Более мягкая форма некрофилии проявляется у людей, которые при виде трупа испытывают сексуальное волнение, а иногда онанируют в его присутствии. Но количество подобных отклонений невозможно установить, ибо они практически остаются нераскрытыми.
Вторая форма некрофилии не связана с сексом и находит выражение в чисто разрушительных порывах. Эта тяга к разрушению нередко проявляется уже в детстве и довольно часто возникает только в глубокой старости.
Фон Гентиг пишет, что целью некрофильской деструктивности является «насильственное прерывание живых связей». Эта страсть наиболее ярко проявляется в стремлении к расчленению тел. Типичный случай такого рода описывается у Сперри. Речь идет о человеке, который ночью отправлялся на кладбище, имея при себе все необходимые «инструменты», выкапывал гроб, вскрывал его и утаскивал труп в надежно скрытое место. Там он отрезал ему голову и ноги и вспарывал живот... Объектом расчленения не обязательно должен быть человек, это может быть и животное. Фон Гентиг сообщает о человеке, который заколол 36 коров и лошадей и разрезал их на куски. Но нам нет нужды обращаться к литературе. Вполне достаточно газетных сообщений об убийствах, в которых жертвы оказываются зверски искалеченными или разрезанными на части. Такого рода случаи в криминальной хронике обычно квалифицируются как убийство, но субъектами таких деяний являются некрофилы; они отличаются от прочих убийц, убивающих из ревности, мести или ради наживы. У убийцы-некрофила истинным мотивом является не смерть жертвы (хотя это, конечно, необходимая предпосылка), а самый акт расчленения тела. Я сам в своей клинической практике собрал достаточно много данных, подтверждающих, что тяга к расчленению – это весьма характерная черта некрофильской личности. Я встречал, например, немало людей, у которых эта тяга проявлялась в очень мягкой форме: они любили рисовать на бумаге фигурку обнаженной женщины, а потом отрывать у рисунка руки, ноги, голову и т. д. и играть с этими отдельными частями рисунка. Такая безобидная «игра» на самом деле выполняла очень серьезную функцию, утоляя страсть к расчленению.

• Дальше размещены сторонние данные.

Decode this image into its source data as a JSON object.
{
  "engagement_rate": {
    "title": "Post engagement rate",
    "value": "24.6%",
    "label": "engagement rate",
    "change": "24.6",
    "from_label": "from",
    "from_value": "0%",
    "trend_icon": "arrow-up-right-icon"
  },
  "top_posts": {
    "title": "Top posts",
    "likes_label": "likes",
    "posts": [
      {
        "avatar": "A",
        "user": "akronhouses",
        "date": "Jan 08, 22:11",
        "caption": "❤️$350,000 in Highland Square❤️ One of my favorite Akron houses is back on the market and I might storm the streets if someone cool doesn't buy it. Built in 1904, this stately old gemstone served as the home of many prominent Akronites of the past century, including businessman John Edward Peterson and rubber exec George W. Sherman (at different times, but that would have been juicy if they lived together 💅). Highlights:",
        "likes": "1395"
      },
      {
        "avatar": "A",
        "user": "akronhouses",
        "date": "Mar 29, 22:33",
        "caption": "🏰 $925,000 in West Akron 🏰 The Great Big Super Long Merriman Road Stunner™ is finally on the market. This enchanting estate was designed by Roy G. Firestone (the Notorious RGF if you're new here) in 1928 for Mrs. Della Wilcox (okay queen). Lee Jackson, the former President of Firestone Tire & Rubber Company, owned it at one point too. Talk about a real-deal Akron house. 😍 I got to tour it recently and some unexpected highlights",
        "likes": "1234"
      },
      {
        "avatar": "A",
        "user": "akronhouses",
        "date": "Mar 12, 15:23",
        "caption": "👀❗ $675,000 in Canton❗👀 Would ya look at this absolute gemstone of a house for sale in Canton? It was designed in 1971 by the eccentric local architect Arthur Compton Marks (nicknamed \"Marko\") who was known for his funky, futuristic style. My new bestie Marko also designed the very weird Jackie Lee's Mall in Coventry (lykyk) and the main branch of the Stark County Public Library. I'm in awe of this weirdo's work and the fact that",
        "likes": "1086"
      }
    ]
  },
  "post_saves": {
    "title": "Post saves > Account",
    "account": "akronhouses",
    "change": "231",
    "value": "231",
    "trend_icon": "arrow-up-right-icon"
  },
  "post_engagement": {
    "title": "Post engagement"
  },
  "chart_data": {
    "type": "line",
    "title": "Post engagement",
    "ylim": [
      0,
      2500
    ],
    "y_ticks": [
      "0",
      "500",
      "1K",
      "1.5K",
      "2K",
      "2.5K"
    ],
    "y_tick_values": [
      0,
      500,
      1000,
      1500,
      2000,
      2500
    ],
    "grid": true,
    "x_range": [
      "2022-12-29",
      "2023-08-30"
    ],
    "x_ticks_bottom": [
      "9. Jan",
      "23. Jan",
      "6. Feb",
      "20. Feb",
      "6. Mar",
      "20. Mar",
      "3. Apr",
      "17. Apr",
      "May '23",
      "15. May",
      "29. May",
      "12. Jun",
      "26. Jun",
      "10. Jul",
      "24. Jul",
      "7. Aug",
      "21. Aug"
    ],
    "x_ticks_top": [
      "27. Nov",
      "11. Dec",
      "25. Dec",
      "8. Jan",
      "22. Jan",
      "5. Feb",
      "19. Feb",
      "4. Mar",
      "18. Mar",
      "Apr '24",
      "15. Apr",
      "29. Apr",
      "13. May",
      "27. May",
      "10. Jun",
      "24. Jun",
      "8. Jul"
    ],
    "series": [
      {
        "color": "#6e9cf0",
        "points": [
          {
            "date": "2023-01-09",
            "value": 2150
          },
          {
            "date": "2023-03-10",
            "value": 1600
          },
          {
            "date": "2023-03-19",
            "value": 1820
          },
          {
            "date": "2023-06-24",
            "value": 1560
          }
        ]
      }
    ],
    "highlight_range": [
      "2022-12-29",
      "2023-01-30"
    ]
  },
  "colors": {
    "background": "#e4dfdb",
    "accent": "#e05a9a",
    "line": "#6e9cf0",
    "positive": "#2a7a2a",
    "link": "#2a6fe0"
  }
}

Другой распространенный вид некрофилии, который мне довелось наблюдать, выражался в том, что людям снились сны, в которых они видели определенные части расчлененного тела, которые лежали, летали или медленно проплывали мимо в потоке грязной воды, смешанной с кровью и нечистотами. Если подобные картины часто появляются в фантазиях и снах, то это один из вернейших симптомов некрофильского характера.
Встречаются и менее явные формы некрофилии. Одной из них является желание находиться рядом с трупами и другими предметами, предназначенными для тления.
Раух сообщает о девушке, которая страдала от такого влечения: когда она оказывалась вблизи мертвеца, на нее нападал своеобразный столбняк, она смотрела на него и не могла оторваться...[271
]У Штекеля сообщается о женщине, которая сама о себе говорила: «Я часто думаю о кладбище и о том, как происходит гниение тел в гробах».
Этот интерес к тлению часто проявляется в потребности ощущать запах гниения, что очень четко просматривается в следующей истории. Высокообразованный мужчина 32 лет от роду был почти совершенно слепым. Он боялся громких звуков, но ему нравилось, когда он слышал крик женщины, корчившейся от боли, а кроме того, он получал удовольствие от запаха гниющего мяса. Он мечтал о «трупе крупной грузной женщины, в котором можно покопаться». Он спрашивал свою бабушку, не хочет ли она завещать ему свое тело после смерти. Ему хотелось погрузиться в ее разлагающиеся останки.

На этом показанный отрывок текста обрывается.